Editorial: Impasses tecnológicos

Os efeitos das transformações tecnológicas sobre o cotidiano das pessoas em todo o mundo não podem mais ser vistos a partir da antiga polarização, sem zonas cinzentas, entre otimistas pouco críticos e pessimistas pouco realistas. Hoje é igualmente ingênuo se professar uma retração das tecnologias digitais, que avançam em suas conquistas de todas as esferas da vida social (e outras tantas da vida pessoal); ou se esperar consequências exclusivamente positivas destas investidas.

A discussão, hoje, e cada dia mais, precisa ser aquela que indaga a forma de canalizar positivamente as artes do engenho humano, para que estas não tenham consequências danosas para as sociedades ao redor do mundo. O debate não é mais se as iniciativas no mundo digital devem ser controladas, mas que tipo de controle é possível e necessário sobre a tecnologia.

O discurso já encontra eco no coração do Vale do Silício, sendo apoiado por representantes das “Big Tech”, as bilionárias companhias da área, com presença na maior parte dos países do globo. Tim Cook, o CEO da Apple, defende que “a tecnologia precisa ser regulada”. A preocupação é real e se baseia, nas palavras de Tim Cook, nos “muitos exemplos em que a falta de trilhos resultou em grandes danos à sociedade”. As consequências para as políticas nacionais da desinformação no ambiente digital, potencializadas pelas redes sociais e aplicativos de mensagens instantâneas, é um exemplo. Mas não faltam outros, incluindo os de ordem econômica.

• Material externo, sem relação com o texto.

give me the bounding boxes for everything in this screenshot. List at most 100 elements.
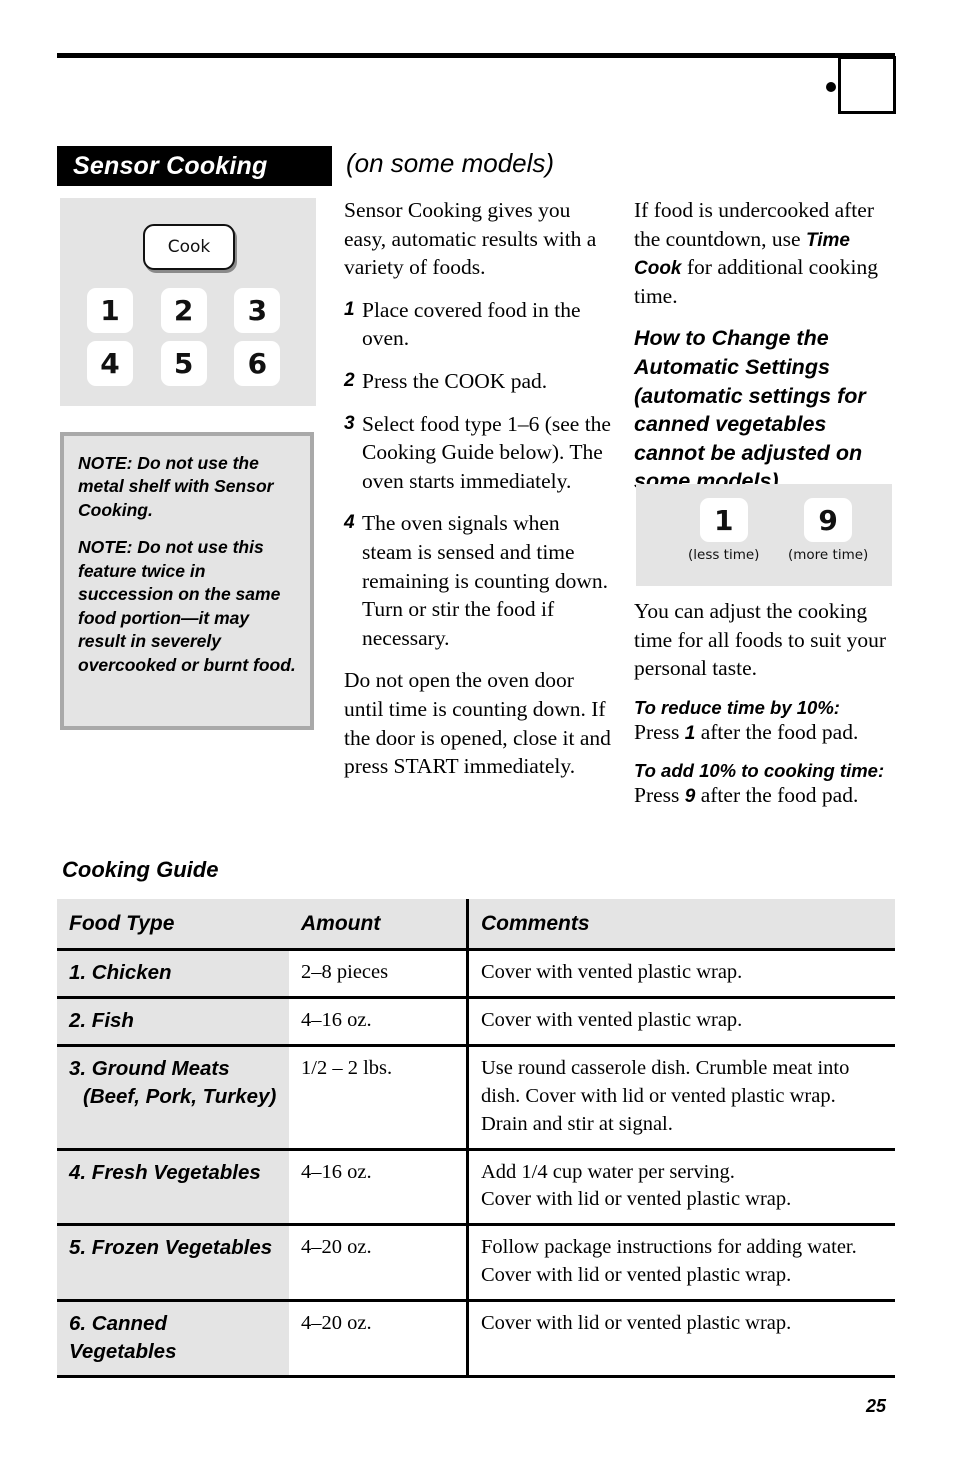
cell-amount: 4–16 oz. <box>289 1149 468 1227</box>
cell-food-type: 4. Fresh Vegetables <box>57 1149 289 1227</box>
step-number-2: 2 <box>344 369 355 391</box>
comment-line: Cover with lid or vented plastic wrap. <box>481 1188 792 1211</box>
tip-reduce-post: after the food pad. <box>695 719 859 744</box>
note-text-1: NOTE: Do not use the metal shelf with Se… <box>78 453 274 520</box>
closing-paragraph: Do not open the oven door until time is … <box>344 668 611 779</box>
tip-reduce-key: 1 <box>684 722 696 744</box>
tip-reduce-lede: To reduce time by 10%: <box>634 696 840 718</box>
column-header-amount: Amount <box>289 899 468 952</box>
tip-add-lede: To add 10% to cooking time: <box>634 759 885 781</box>
step-number-4: 4 <box>344 512 355 534</box>
tip-reduce-pre: Press <box>634 719 685 744</box>
adjust-intro-paragraph: You can adjust the cooking time for all … <box>634 599 886 681</box>
cell-comments: Use round casserole dish. Crumble meat i… <box>466 1045 895 1151</box>
step-text-1: Place covered food in the oven. <box>362 297 581 351</box>
tip-reduce-time: To reduce time by 10%: Press 1 after the… <box>634 697 898 747</box>
cell-comments: Add 1/4 cup water per serving. Cover wit… <box>466 1149 895 1227</box>
comment-line: Cover with vented plastic wrap. <box>481 1009 743 1031</box>
note-callout-box: NOTE: Do not use the metal shelf with Se… <box>60 432 314 730</box>
cell-comments: Cover with vented plastic wrap. <box>466 997 895 1047</box>
table-row: 1. Chicken 2–8 pieces Cover with vented … <box>57 949 895 999</box>
comment-line: dish. Cover with lid or vented plastic w… <box>481 1084 836 1107</box>
corner-bullet-dot <box>826 82 836 92</box>
table-row: 3. Ground Meats (Beef, Pork, Turkey) 1/2… <box>57 1045 895 1151</box>
cell-amount: 2–8 pieces <box>289 949 468 999</box>
column-header-food-type: Food Type <box>57 899 289 952</box>
comment-line: Add 1/4 cup water per serving. <box>481 1160 735 1183</box>
dial-knob-icon <box>838 56 896 114</box>
step-item-4: 4 The oven signals when steam is sensed … <box>344 509 612 652</box>
number-pad-4[interactable]: 4 <box>87 341 133 386</box>
middle-text-column: Sensor Cooking gives you easy, automatic… <box>344 196 612 795</box>
comment-line: Cover with lid or vented plastic wrap. <box>481 1264 792 1287</box>
cook-pad-label: Cook <box>167 237 211 257</box>
cell-food-type: 6. Canned Vegetables <box>57 1300 289 1378</box>
number-pad-grid: 1 2 3 4 5 6 <box>87 288 287 386</box>
change-settings-subhead: How to Change the Automatic Settings (au… <box>634 326 866 494</box>
page-number: 25 <box>866 1396 887 1416</box>
comment-line: Drain and stir at signal. <box>481 1112 673 1135</box>
section-header-bar: Sensor Cooking <box>57 146 332 186</box>
undercooked-paragraph: If food is undercooked after the countdo… <box>634 196 898 310</box>
less-time-caption: (less time) <box>688 547 760 563</box>
intro-paragraph: Sensor Cooking gives you easy, automatic… <box>344 198 597 280</box>
tip-reduce-body: Press 1 after the food pad. <box>634 720 858 744</box>
note-text-2: NOTE: Do not use this feature twice in s… <box>78 537 296 675</box>
less-time-key[interactable]: 1 <box>699 498 748 542</box>
cooking-guide-title: Cooking Guide <box>62 857 219 882</box>
top-rule-divider <box>57 53 895 58</box>
comment-line: Follow package instructions for adding w… <box>481 1236 857 1259</box>
tip-add-post: after the food pad. <box>695 782 859 807</box>
keypad-illustration-panel: Cook 1 2 3 4 5 6 <box>60 198 316 406</box>
cell-amount: 1/2 – 2 lbs. <box>289 1045 468 1151</box>
step-text-2: Press the COOK pad. <box>362 368 548 393</box>
cell-food-type: 1. Chicken <box>57 949 289 999</box>
table-row: 2. Fish 4–16 oz. Cover with vented plast… <box>57 997 895 1047</box>
cell-food-type: 5. Frozen Vegetables <box>57 1224 289 1302</box>
cell-food-type: 3. Ground Meats (Beef, Pork, Turkey) <box>57 1045 289 1151</box>
tip-add-pre: Press <box>634 782 685 807</box>
step-text-3: Select food type 1–6 (see the Cooking Gu… <box>362 411 611 493</box>
tip-add-key: 9 <box>684 785 696 807</box>
number-pad-1[interactable]: 1 <box>87 288 133 333</box>
step-item-1: 1 Place covered food in the oven. <box>344 296 612 353</box>
right-column-lower: You can adjust the cooking time for all … <box>634 597 898 823</box>
cell-amount: 4–20 oz. <box>289 1224 468 1302</box>
tip-add-body: Press 9 after the food pad. <box>634 783 858 807</box>
food-type-sub: (Beef, Pork, Turkey) <box>83 1084 277 1108</box>
section-title: Sensor Cooking <box>73 152 268 180</box>
tip-add-time: To add 10% to cooking time: Press 9 afte… <box>634 760 898 810</box>
step-item-3: 3 Select food type 1–6 (see the Cooking … <box>344 410 612 496</box>
step-number-3: 3 <box>344 412 355 434</box>
cell-amount: 4–20 oz. <box>289 1300 468 1378</box>
comment-line: Use round casserole dish. Crumble meat i… <box>481 1056 850 1079</box>
table-row: 4. Fresh Vegetables 4–16 oz. Add 1/4 cup… <box>57 1149 895 1227</box>
column-header-comments: Comments <box>466 899 895 952</box>
number-pad-2[interactable]: 2 <box>160 288 207 333</box>
number-pad-3[interactable]: 3 <box>234 288 281 333</box>
step-number-1: 1 <box>344 298 355 320</box>
number-pad-6[interactable]: 6 <box>234 341 281 386</box>
number-pad-5[interactable]: 5 <box>160 341 207 386</box>
comment-line: Cover with vented plastic wrap. <box>481 961 743 984</box>
more-time-group: 9 (more time) <box>788 498 868 563</box>
table-header-row: Food Type Amount Comments <box>57 899 895 952</box>
table-row: 6. Canned Vegetables 4–20 oz. Cover with… <box>57 1300 895 1378</box>
food-type-main: 3. Ground Meats <box>69 1056 230 1080</box>
document-page: Sensor Cooking (on some models) Cook 1 2… <box>0 0 954 1475</box>
step-item-2: 2 Press the COOK pad. <box>344 367 612 396</box>
more-time-key[interactable]: 9 <box>804 498 853 542</box>
cell-food-type: 2. Fish <box>57 997 289 1047</box>
adjust-time-panel: 1 (less time) 9 (more time) <box>636 484 892 586</box>
cook-pad-button[interactable]: Cook <box>143 224 235 270</box>
models-subtitle: (on some models) <box>346 148 555 178</box>
table-row: 5. Frozen Vegetables 4–20 oz. Follow pac… <box>57 1224 895 1302</box>
step-text-4: The oven signals when steam is sensed an… <box>362 511 609 650</box>
cell-comments: Cover with vented plastic wrap. <box>466 949 895 999</box>
cooking-guide-table: Food Type Amount Comments 1. Chicken 2–8… <box>57 899 895 1378</box>
cell-comments: Follow package instructions for adding w… <box>466 1224 895 1302</box>
right-text-column: If food is undercooked after the countdo… <box>634 196 898 510</box>
comment-line: Cover with lid or vented plastic wrap. <box>481 1312 792 1334</box>
more-time-caption: (more time) <box>788 547 869 563</box>
cell-comments: Cover with lid or vented plastic wrap. <box>466 1300 895 1378</box>
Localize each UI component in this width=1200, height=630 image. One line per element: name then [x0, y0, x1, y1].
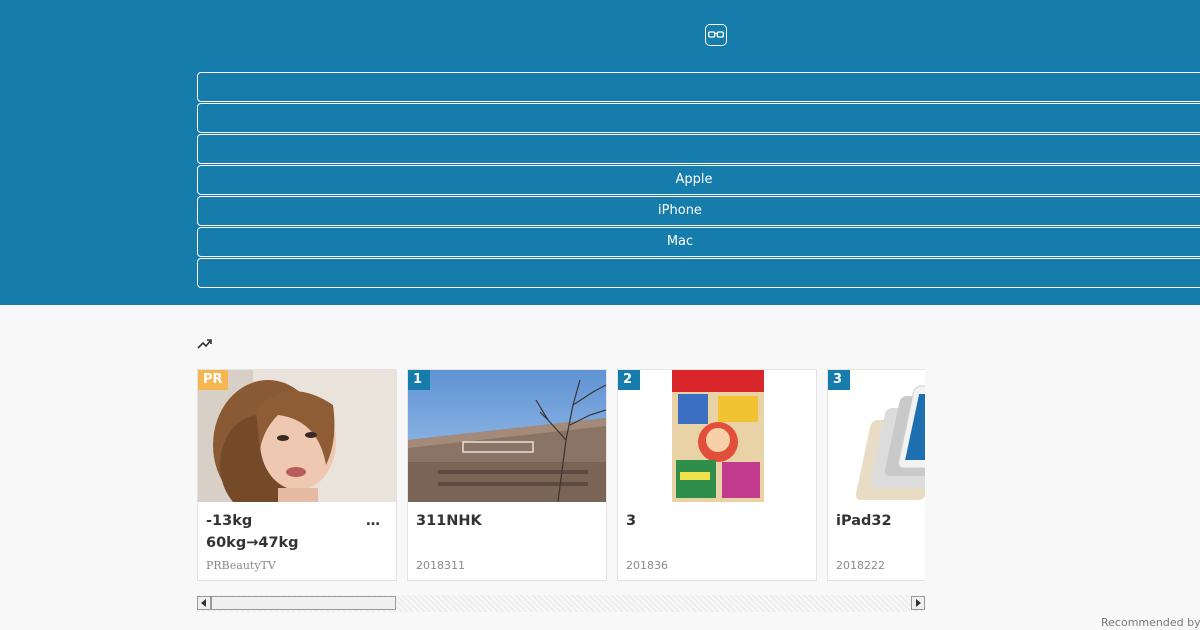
card-date: 2018222	[836, 559, 885, 572]
card-thumbnail	[618, 370, 816, 502]
recommended-by-label[interactable]: Recommended by ›	[1101, 616, 1200, 629]
glasses-icon	[708, 31, 724, 38]
site-header: Apple iPhone Mac	[0, 0, 1200, 305]
ranking-card-1[interactable]: 1 311NHK 2018311	[407, 369, 607, 581]
ranking-card-pr[interactable]: PR -13kg 60kg→47kg … PRBeautyTV	[197, 369, 397, 581]
card-date: 201836	[626, 559, 668, 572]
card-date: 2018311	[416, 559, 465, 572]
rank-badge: 1	[408, 370, 430, 390]
nav-item-2[interactable]	[197, 103, 1200, 133]
trending-up-icon	[197, 339, 212, 349]
card-thumbnail	[408, 370, 606, 502]
rank-badge: 3	[828, 370, 850, 390]
nav-item-iphone[interactable]: iPhone	[197, 196, 1200, 226]
ranking-card-2[interactable]: 2 3 201836	[617, 369, 817, 581]
site-logo[interactable]	[705, 24, 727, 46]
nav-item-7[interactable]	[197, 258, 1200, 288]
carousel-scrollbar[interactable]	[197, 595, 925, 612]
arrow-right-icon	[916, 599, 921, 607]
arrow-left-icon	[201, 599, 206, 607]
card-source: PRBeautyTV	[206, 559, 276, 572]
nav-item-3[interactable]	[197, 134, 1200, 164]
card-title: -13kg 60kg→47kg	[206, 513, 299, 551]
scroll-left-button[interactable]	[197, 596, 211, 610]
scrollbar-thumb[interactable]	[211, 596, 396, 610]
card-title: iPad32	[836, 513, 892, 529]
nav-item-apple[interactable]: Apple	[197, 165, 1200, 195]
rank-badge: 2	[618, 370, 640, 390]
ranking-card-3[interactable]: 3 iPad32 2018222	[827, 369, 925, 581]
card-title: 311NHK	[416, 513, 482, 529]
more-indicator: …	[366, 513, 380, 529]
card-title: 3	[626, 513, 637, 529]
ranking-carousel: PR -13kg 60kg→47kg … PRBeautyTV 1 311NHK…	[197, 369, 925, 581]
pr-badge: PR	[198, 370, 228, 390]
nav-item-mac[interactable]: Mac	[197, 227, 1200, 257]
nav-item-1[interactable]	[197, 72, 1200, 102]
card-thumbnail	[198, 370, 396, 502]
scroll-right-button[interactable]	[911, 596, 925, 610]
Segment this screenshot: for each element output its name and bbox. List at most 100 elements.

Não há concordância quanto a um modelo regulatório. Mas a realidade já demanda medidas administrativas e legislativas, não só nas instâncias nacionais, mas das demais unidades da administração pública (no caso brasileiro, compreendidas por estados e municípios).

Num país com uma taxa de desemprego que supera 12% da população economicamente ativa, onde cresce a informalidade, não pode ser ignorado o fato de que aplicativos são fontes de renda para 4 milhões de autônomos (17% do total do segmento no Brasil). Eles se valem de recursos de tecnologia que potencializam serviços, como o de transporte e de entrega. 

Merece pois atenção a retomada do julgamento da ação que pede a nulidade da lei municipal N° 10.553/ 2016, no Supremo Tribunal Federal (STF). Aprovada pela Câmara Municipal de Fortaleza e sancionada pelo prefeito Roberto Cláudio, a legislação trata da proibição do transporte público individual de passageiros sem permissão legal na Capital. O questionamento é de que a lei conflitaria com a legislação federal, sancionada pelo então presidente Michel Temer.

Não há posição fácil de ser tomada. Por um lado, os aplicativos são importantes, não apenas para um grande número de trabalhadores, como para cidadãos que usam seus serviços e, com eles, economizam; por outros, a falta de regras tem impactos negativos notórios, desde questões relacionadas à arrecadação de impostos até a falta de cobertura de áreas que, em caso de atividades reguladas, são compulsórias, como a acessibilidade, por exemplo.

A tecnologia demanda esforço para que se pense e implemente regulações inteligentes, que não sufoquem seu potencial, nem penalizem seus usuários, mas que resguardem o bem comum.